La leader di Fratelli d’Italia ha fatto una scelta chiara: ha voluto il manager al suo fianco nell’esecutivo. Il problema è che al Cio, e non solo, era stato detto altro. I Giochi sono senza una guida dall'estate, quando è stato defenestrato Novari. E adesso, prima di trovare un altro profilo che metta d'accordo Coni ed enti locali ci vorrà altro tempo
L’Italia ha un nuovo ministro dello Sport: sabato mattina Andrea Abodi ha giurato al Quirinale insieme al resto della squadra di Giorgia Meloni. La sua nomina, però, non è una buona notizia per tutti: riempie un vuoto, ma spalanca una voragine; sistema il governo, ma getta nel caos le Olimpiadi di Milano-Cortina. Manager navigato e stimato trasversalmente, uomo di fiducia di Meloni, il limite maggiore di Abodi in questo momento è di non avere il dono dell’ubiquità: il nuovo governo aveva due caselle da riempire e un solo nome di sicuro affidamento. La leader di Fratelli d’Italia ha fatto una scelta chiara: l’ha voluto al suo fianco nell’esecutivo, a testimonianza di quanto intenda puntare sullo sport. Però così ha sacrificato almeno per il momento i Giochi di Milano-Cortina. Non è un mistero, infatti, che Abodi fosse stato da tempo virtualmente designato come amministratore delegato del Comitato organizzatore dei Giochi italiani. Lui stesso si era preparato a raccogliere la complicata eredità di Vincenzo Novari, defenestrato in piena estate dal governo Draghi col proposito di nominare presto un sostituto più adeguato. Dopo aver bruciato i nomi di Michele Uva e Paolo Scaroni, la quadra sembrava essere stata trovata sul curriculum di Abodi, l’unico in grado di mettere d’accordo il capo del Coni, Giovanni Malagò, e gli altri rappresentanti degli enti locali, dai leghisti Zaia a Fontana, passando per il sindaco di Milano Beppe Sala. La nomina, data per fatta da tutti, tardava però ad arrivare, e col senno di poi adesso si capisce anche il perché: evidentemente Giorgia Meloni covava l’intenzione di portarselo con sé a Palazzo Chigi. Il problema è che agli stakeholder era stato detto altro.

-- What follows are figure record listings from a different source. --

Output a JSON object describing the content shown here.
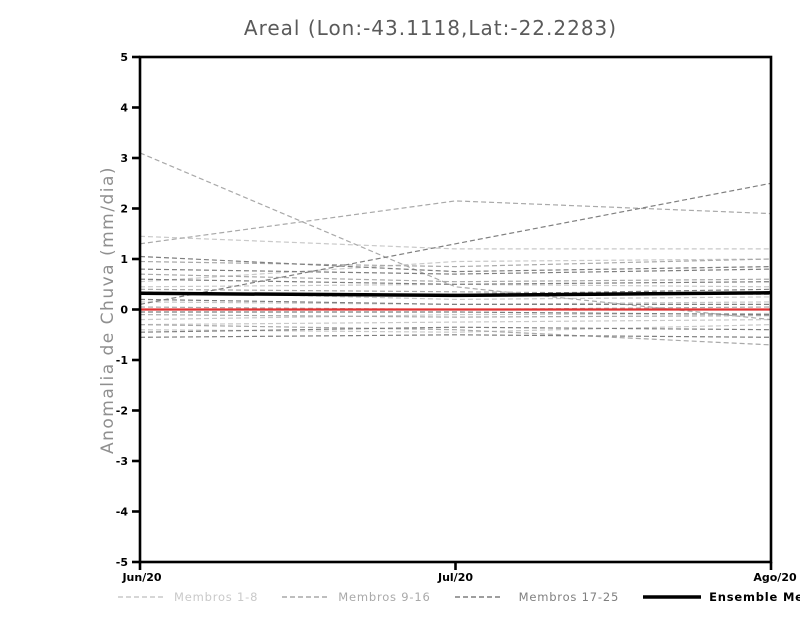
{
  "page": {
    "background": "#ffffff"
  },
  "chart_data": {
    "type": "line",
    "title": "Areal (Lon:-43.1118,Lat:-22.2283)",
    "ylabel": "Anomalia de Chuva (mm/dia)",
    "xlabel": "",
    "x_categories": [
      "Jun/20",
      "Jul/20",
      "Ago/20"
    ],
    "ylim": [
      -5,
      5
    ],
    "yticks": [
      -5,
      -4,
      -3,
      -2,
      -1,
      0,
      1,
      2,
      3,
      4,
      5
    ],
    "grid": false,
    "legend_position": "bottom",
    "axis_color": "#000000",
    "title_color": "#5a5a5a",
    "ylabel_color": "#8f8f8f",
    "groups": [
      {
        "name": "Membros 1-8",
        "color": "#c9c9c9",
        "style": "dashed",
        "members": [
          [
            1.45,
            1.2,
            1.2
          ],
          [
            0.55,
            0.95,
            1.0
          ],
          [
            0.45,
            0.5,
            0.45
          ],
          [
            0.35,
            0.2,
            0.25
          ],
          [
            0.15,
            0.1,
            0.15
          ],
          [
            -0.2,
            -0.1,
            -0.08
          ],
          [
            -0.3,
            -0.25,
            -0.2
          ],
          [
            -0.4,
            -0.45,
            -0.3
          ]
        ]
      },
      {
        "name": "Membros 9-16",
        "color": "#a9a9a9",
        "style": "dashed",
        "members": [
          [
            3.1,
            0.45,
            -0.2
          ],
          [
            1.3,
            2.15,
            1.9
          ],
          [
            0.95,
            0.85,
            1.0
          ],
          [
            0.7,
            0.55,
            0.6
          ],
          [
            0.4,
            0.35,
            0.3
          ],
          [
            0.05,
            0.0,
            0.05
          ],
          [
            -0.1,
            -0.15,
            -0.12
          ],
          [
            -0.3,
            -0.4,
            -0.7
          ]
        ]
      },
      {
        "name": "Membros 17-25",
        "color": "#7f7f7f",
        "style": "dashed",
        "members": [
          [
            0.1,
            1.3,
            2.5
          ],
          [
            1.05,
            0.75,
            0.85
          ],
          [
            0.8,
            0.7,
            0.8
          ],
          [
            0.6,
            0.5,
            0.55
          ],
          [
            0.3,
            0.3,
            0.4
          ],
          [
            0.2,
            0.1,
            0.1
          ],
          [
            -0.05,
            -0.05,
            -0.1
          ],
          [
            -0.45,
            -0.35,
            -0.4
          ],
          [
            -0.55,
            -0.5,
            -0.55
          ]
        ]
      }
    ],
    "ensemble_mean": {
      "name": "Ensemble Mean",
      "color": "#000000",
      "values": [
        0.32,
        0.28,
        0.33
      ]
    },
    "zero_line": {
      "value": 0,
      "color": "#e03131"
    }
  }
}
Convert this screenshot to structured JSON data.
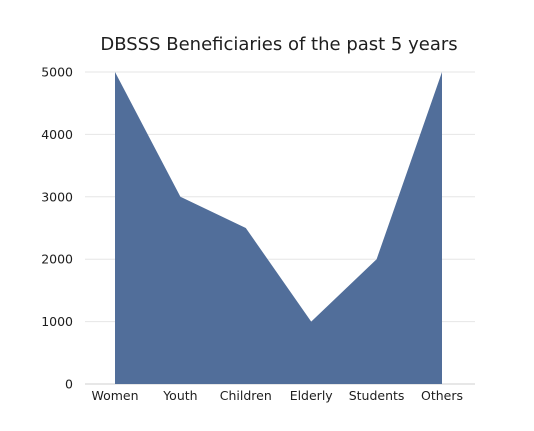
{
  "chart_data": {
    "type": "area",
    "title": "DBSSS Beneficiaries of the past 5 years",
    "xlabel": "",
    "ylabel": "",
    "categories": [
      "Women",
      "Youth",
      "Children",
      "Elderly",
      "Students",
      "Others"
    ],
    "values": [
      5000,
      3000,
      2500,
      1000,
      2000,
      5000
    ],
    "ylim": [
      0,
      5000
    ],
    "yticks": [
      0,
      1000,
      2000,
      3000,
      4000,
      5000
    ],
    "grid": true,
    "legend": "none",
    "colors": {
      "area": "#516e9a",
      "grid": "#e6e6e6",
      "text": "#1e1e1e"
    }
  }
}
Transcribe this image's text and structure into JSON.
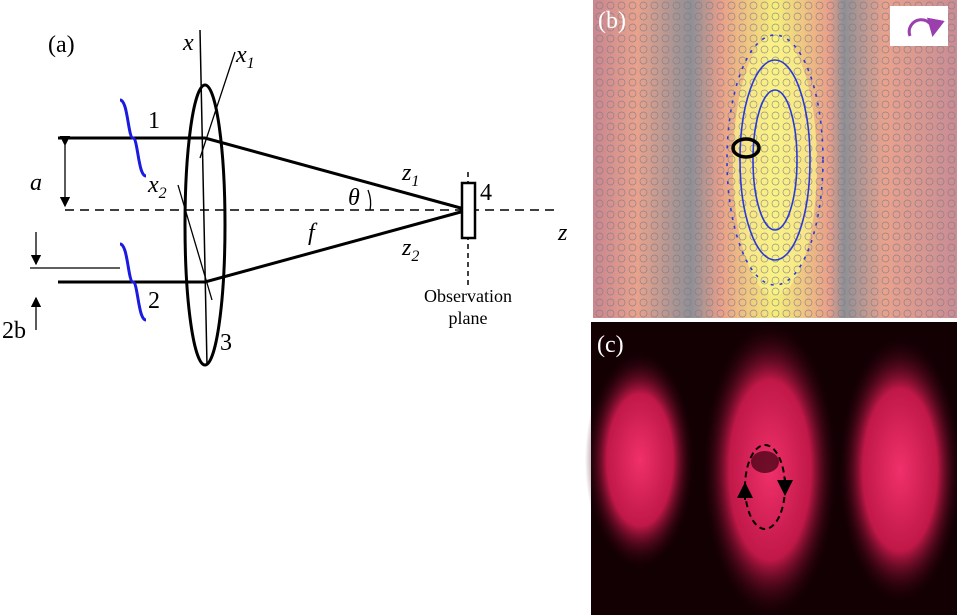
{
  "panel_a": {
    "label": "(a)",
    "axis_x": "x",
    "x1": {
      "base": "x",
      "sub": "1"
    },
    "x2": {
      "base": "x",
      "sub": "2"
    },
    "z1": {
      "base": "z",
      "sub": "1"
    },
    "z2": {
      "base": "z",
      "sub": "2"
    },
    "axis_z": "z",
    "beam1": "1",
    "beam2": "2",
    "lens": "3",
    "detector": "4",
    "half_separation": "a",
    "angle": "θ",
    "focal_length": "f",
    "beam_width": "2b",
    "observation_plane": [
      "Observation",
      "plane"
    ]
  },
  "panel_b": {
    "label": "(b)"
  },
  "panel_c": {
    "label": "(c)"
  }
}
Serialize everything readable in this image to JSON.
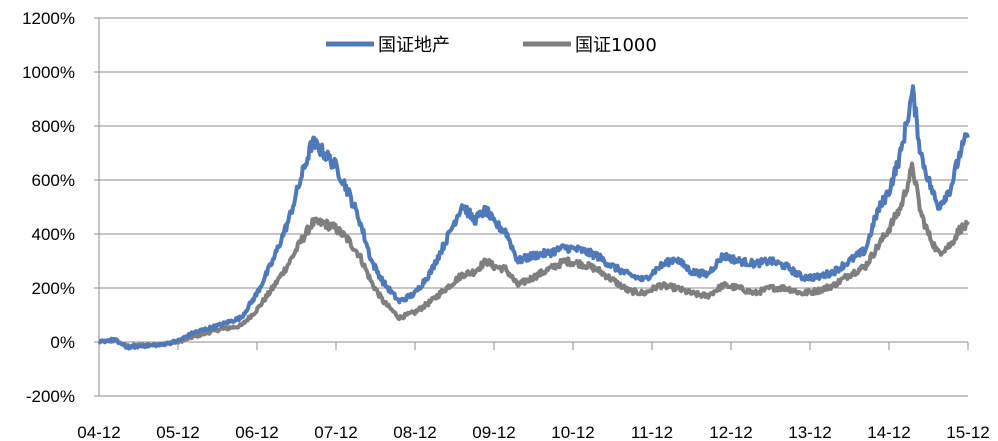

Quando ad esempio Meloni aveva incontrato il presidente del Cio, Thomas Bach, in quella che era stata la sua prima uscita da premier in pectore, al piano terra dello stesso hotel c’era anche Abodi, che veniva presentato al direttore generale del Comitato internazionale, Cristophe Dubi, come prossimo ad. Così, quando venerdì il suo nome è spuntato nella lista dei ministri, mentre in Italia partiva il solito profluvio di complimenti e congratulazioni, pubbliche e private, vere e false, da amici e persino vecchi nemici, a testimonianza di quanto il mondo dello sport attendesse una figura di riferimento forte, in Svizzera sono saltati sul divano. Abodi se lo aspettavano amministratore delegato a Milano-Cortina. Se lo ritrovano invece al governo come ministro, con la Fondazione ancora decapitata, e chissà per quanto altro tempo. L’ennesimo ribaltone dell’inaffidabile politica italiana, dalle conseguenze imprevedibili.
Meloni ha garantito a Malagò che presto il governo troverà un’alternativa valida anche per la Fondazione, pregando di girare le rassicurazioni al Cio. C’è poco però da rassicurare. Ora ripartirà la giostra di nomi, candidature e veti incrociati, che già quest’estate avevano paralizzato la nomina, e di cui lo stesso Malagò è uno dei protagonisti. Come ogni volta che c’è da assegnare una poltrona che conta nel mondo dello sport, il n.1 del Coni non perde occasione di muovere i suoi fili. In questo senso, l’arrivo di Abodi al governo per lui vale come un pareggio: con il suo curriculum, Abodi non sarà un pasdaran del Coni, ma è comunque uomo di compromessi, ben altra storia rispetto a Vezzali, Spadafora e Giorgetti che gli avevano fatto guerra aperta nel recente passato. Non a caso, di ritorno dalla Sicilia per l’ennesima manifestazione di gala a cui ha presenziato, Malagò e i suoi consiglieri si dicevano soddisfatti che “con Giorgia sarà tutto diverso” (mostrando però anche una certo fastidio per la presenza di Giorgetti). Ora la partita si sposta su Milano-Cortina: dove non ci saranno solo i desideri di Malagò da accontentare, ma anche quelli dei governatori leghisti Zaia e Fontana, o del sindaco Sala. La Fondazione è come un condominio, con troppi inquilini, tutti litigiosissimi. Il tempo passa e perduto Abodi rischia di dilatarsi ancora.